Chambers could be asked to publish the number of workplace harassment and discrimination complaints that are made against tenants as part of efforts to ‘eliminate unfair treatment of female barristers’.

In an action plan announced today the Bar Standards Board (BSB) said it was considering several recommendations, one of which would involve ‘expanded monitoring’ of chambers.

Current policy only calls for chambers to have a ‘proper procedure’ for handling complaints.

The BSB’s recommendations say chambers could be required to record and report the number of complaints received, and the outcomes of those complaints. Annual reports on the number of harassment/discrimination experiences and a requirement for policies to be published or provided to staff and tenants before they join a set has also been suggested.

Other proposals include asking chambers to disclose the reasons for allocating work to a particular barrister and the number of flexible working requests a chambers receives.

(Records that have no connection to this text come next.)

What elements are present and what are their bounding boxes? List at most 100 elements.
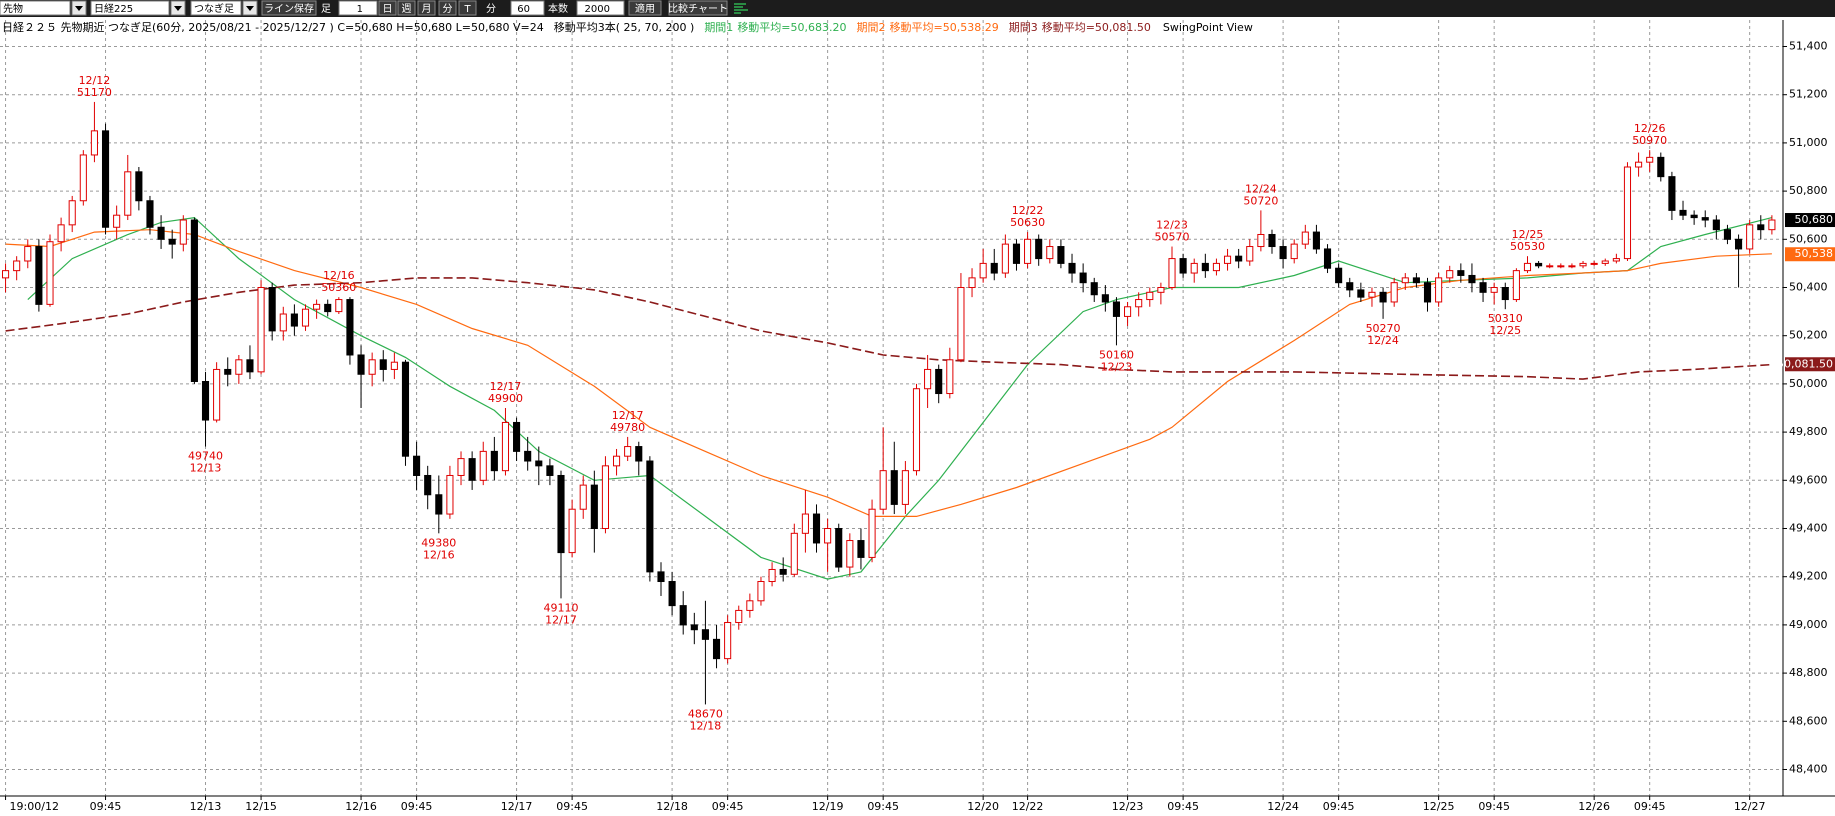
candle-body [1079, 272, 1087, 284]
candle-body [46, 241, 54, 305]
dropdown[interactable] [190, 0, 242, 16]
candle-body [1401, 277, 1409, 284]
y-tick-label: 49,200 [1789, 570, 1828, 583]
x-tick-label: 12/25 [1423, 800, 1455, 813]
candle-body [190, 219, 198, 382]
candle-body [968, 277, 976, 289]
y-tick-label: 51,400 [1789, 40, 1828, 53]
candle-body [1490, 287, 1498, 293]
x-tick-label: 12/22 [1012, 800, 1044, 813]
candle-body [957, 287, 965, 361]
input-box[interactable] [576, 0, 625, 16]
toolbar-text: ライン保存 [264, 2, 314, 15]
candle-body [35, 246, 43, 305]
candle-body [657, 571, 665, 583]
candle-body [1257, 233, 1265, 248]
chart-icon[interactable] [734, 3, 748, 14]
candle-body [468, 458, 476, 481]
toolbar-button[interactable] [417, 0, 436, 16]
candle-body [68, 200, 76, 226]
swing-date: 12/24 [1245, 182, 1277, 195]
x-tick-label: 12/18 [656, 800, 688, 813]
toolbar-button[interactable] [397, 0, 416, 16]
toolbar-label: 分 [486, 3, 496, 15]
candle-body [1157, 287, 1165, 293]
candle-body [1057, 246, 1065, 264]
candle-body [79, 154, 87, 202]
x-tick-label: 19:00/12 [10, 800, 59, 813]
candle-body [1590, 262, 1598, 265]
input-box[interactable] [338, 0, 378, 16]
swing-price: 50160 [1099, 348, 1134, 361]
candle-body [24, 246, 32, 262]
arrow-icon [174, 6, 182, 11]
swing-date: 12/25 [1489, 324, 1521, 337]
candle-body [1535, 262, 1543, 267]
x-tick-label: 12/23 [1112, 800, 1144, 813]
candle-body [1146, 291, 1154, 301]
dropdown[interactable] [90, 0, 170, 16]
candle-body [1368, 291, 1376, 298]
swing-date: 12/16 [323, 269, 355, 282]
candle-body [1, 270, 10, 279]
y-tick-label: 49,800 [1789, 425, 1828, 438]
candle-body [1179, 258, 1187, 274]
candle-body [90, 130, 98, 156]
toolbar-button[interactable] [628, 0, 662, 16]
toolbar-text: T [463, 4, 471, 15]
candle-body [157, 226, 165, 240]
candle-body [335, 299, 343, 313]
legend-name: 期間1 [704, 21, 733, 34]
candle-body [668, 581, 676, 607]
x-tick-label: 09:45 [556, 800, 588, 813]
toolbar-button[interactable] [378, 0, 397, 16]
swing-date: 12/13 [190, 462, 222, 475]
candle-body [1312, 231, 1320, 250]
input-box[interactable] [510, 0, 545, 16]
x-tick-label: 12/20 [967, 800, 999, 813]
x-tick-label: 09:45 [1478, 800, 1510, 813]
y-tick-label: 49,400 [1789, 521, 1828, 534]
legend-name: 期間3 [1009, 21, 1038, 34]
toolbar-button[interactable] [438, 0, 457, 16]
swing-price: 49380 [421, 536, 456, 549]
toolbar-button[interactable] [458, 0, 477, 16]
swing-price: 50530 [1510, 240, 1545, 253]
view-name: SwingPoint View [1163, 21, 1253, 34]
dropdown[interactable] [0, 0, 71, 16]
candle-body [1235, 255, 1243, 262]
candle-body [768, 568, 776, 583]
candle-body [279, 313, 287, 332]
swing-price: 49780 [610, 421, 645, 434]
candle-body [1746, 224, 1754, 250]
candle-body [446, 474, 454, 515]
candle-body [1335, 267, 1343, 284]
candle-body [435, 494, 443, 515]
toolbar-button[interactable] [261, 0, 317, 16]
candle-body [135, 171, 143, 202]
candle-body [646, 460, 654, 573]
candle-body [1523, 262, 1532, 272]
toolbar-button[interactable] [668, 0, 728, 16]
candle-body [912, 388, 921, 472]
candle-body [1212, 262, 1220, 272]
chart-title: 日経２２５ 先物期近 つなぎ足(60分, 2025/08/21 - 2025/1… [2, 20, 544, 34]
swing-price: 50570 [1155, 231, 1190, 244]
toolbar-text: 2000 [585, 4, 610, 15]
candle-body [146, 200, 154, 228]
toolbar-text: つなぎ足 [194, 2, 234, 15]
candle-body [1723, 229, 1732, 240]
candle-body [1246, 246, 1254, 262]
candle-body [635, 446, 643, 462]
swing-price: 51170 [77, 86, 112, 99]
price-tag-label: 50,538 [1795, 247, 1834, 260]
y-tick-label: 50,600 [1789, 232, 1828, 245]
candle-body [624, 446, 632, 457]
candle-body [368, 359, 376, 375]
candle-body [1323, 248, 1332, 269]
x-tick-label: 12/13 [190, 800, 222, 813]
candle-body [1024, 238, 1032, 264]
candle-body [701, 629, 709, 640]
swing-date: 12/23 [1101, 360, 1133, 373]
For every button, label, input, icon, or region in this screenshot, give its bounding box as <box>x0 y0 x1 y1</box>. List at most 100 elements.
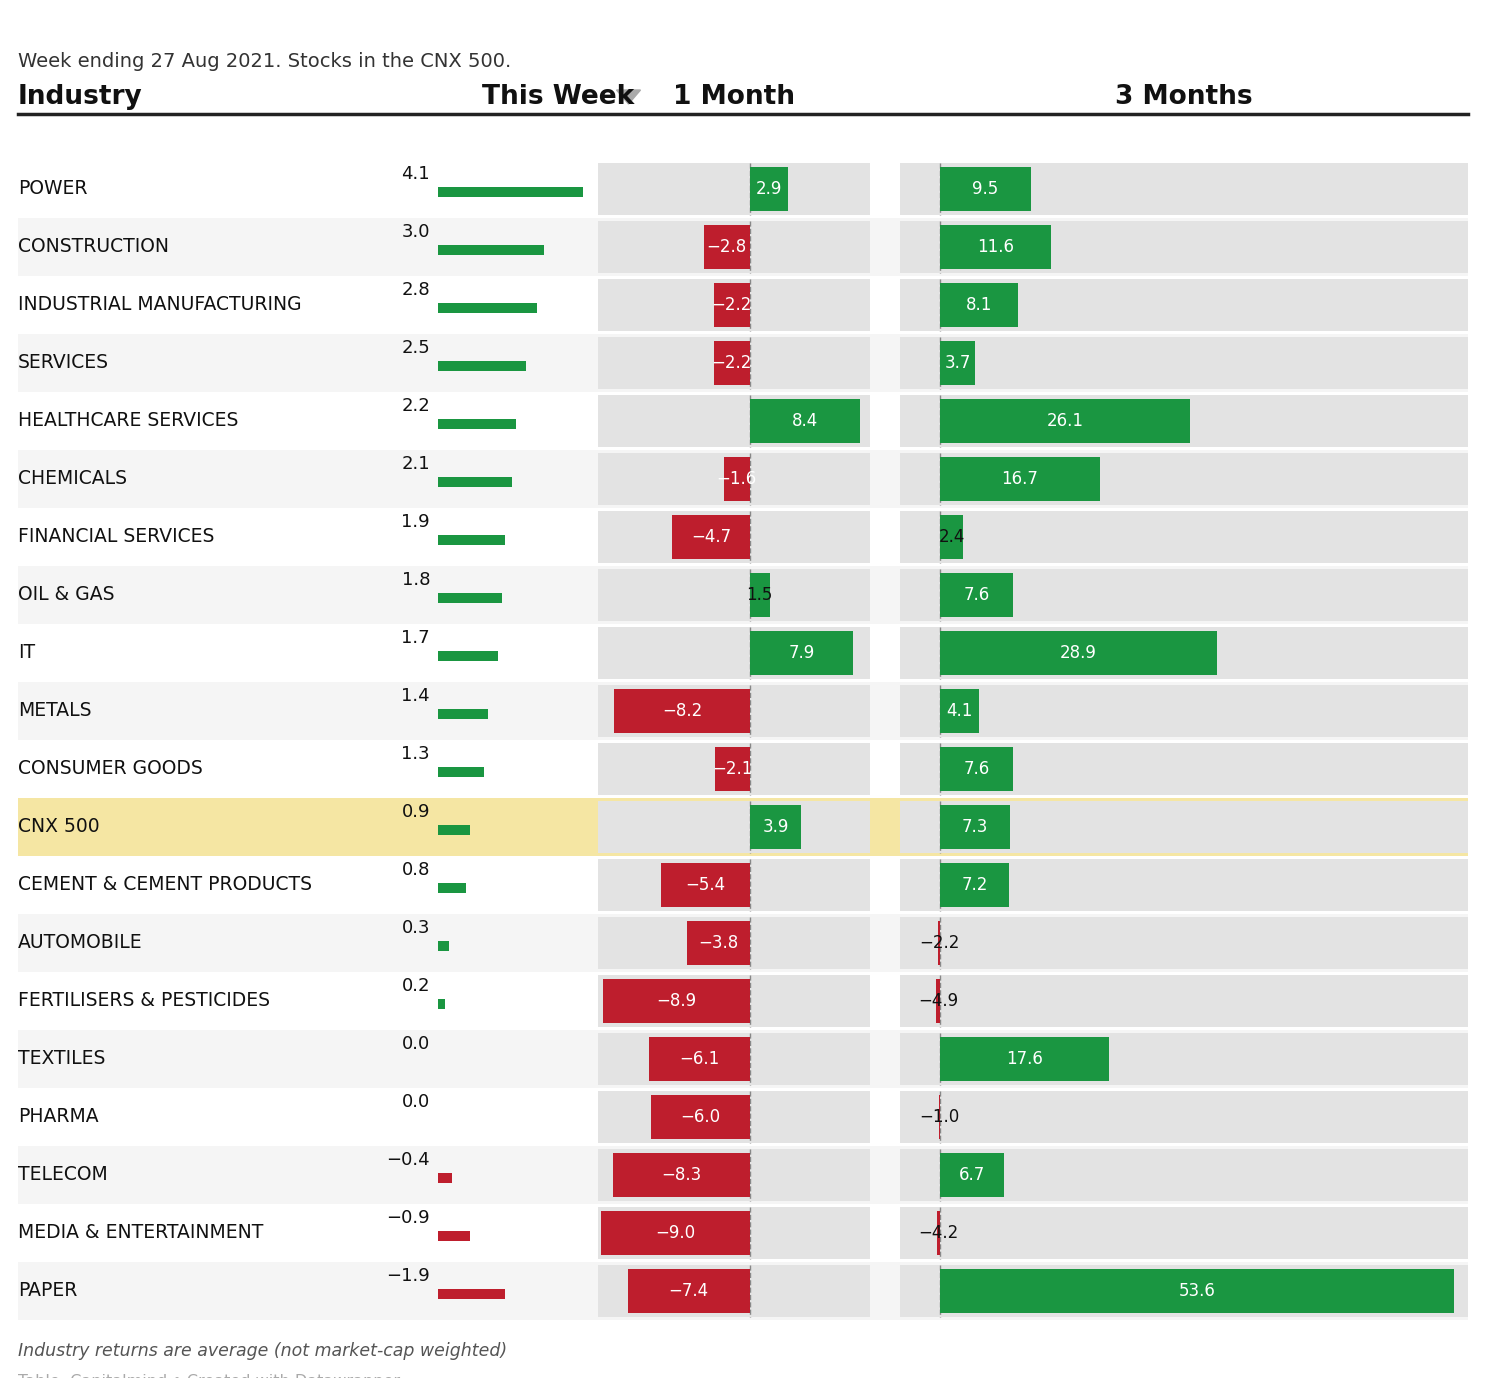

A BSB spokesperson told the Gazette: ‘If the BSB were to consider this it would involve formal consultation before any potential rule changes can be made. The focus is on how chambers can better monitor, record and address discrimination through their internal management processes and how this can improve working culture.’

The announcement follows the BSB’s ‘Women at the Bar’ report in 2016 which found that women could face treatment including harassment, discrimination and unfair allocation of work.

After that report, the BSB held workshops with barristers, barristers’ clerks, chambers’ directors, circuit leaders, specialist bar associations and training providers to come up with a plan for tackling the problem.

Ewen MacLoed, BSB director of strategy and policy, said: ‘These proposals seek to focus on the unfair treatment of women barristers and to improve the retention and progress of women at the bar. It is clear that the profession needs to continue to work together to address these issues, ensure more wide-spread compliance with our equality rules, learn from the examples of good practice that exist at the Bar, and to focus on delivering practical and workable solutions.’

The BSB said it will continue to engage with the Bar Council, Legal Practice Management Association, Institute of Barristers’ Clerks, Inns of Court and other stakeholders.

Sam Mercer, head of policy: equality & diversity at representative body the Bar Council said much of the BSB’s action plan ‘appears to support and recognise’ the importance and value of work that the council has already undertaken. ‘Given that many of the ideas outlined intersect with our experience of working closely with the bar, we are keen to engage with the BSB on behalf of the profession,’ she said.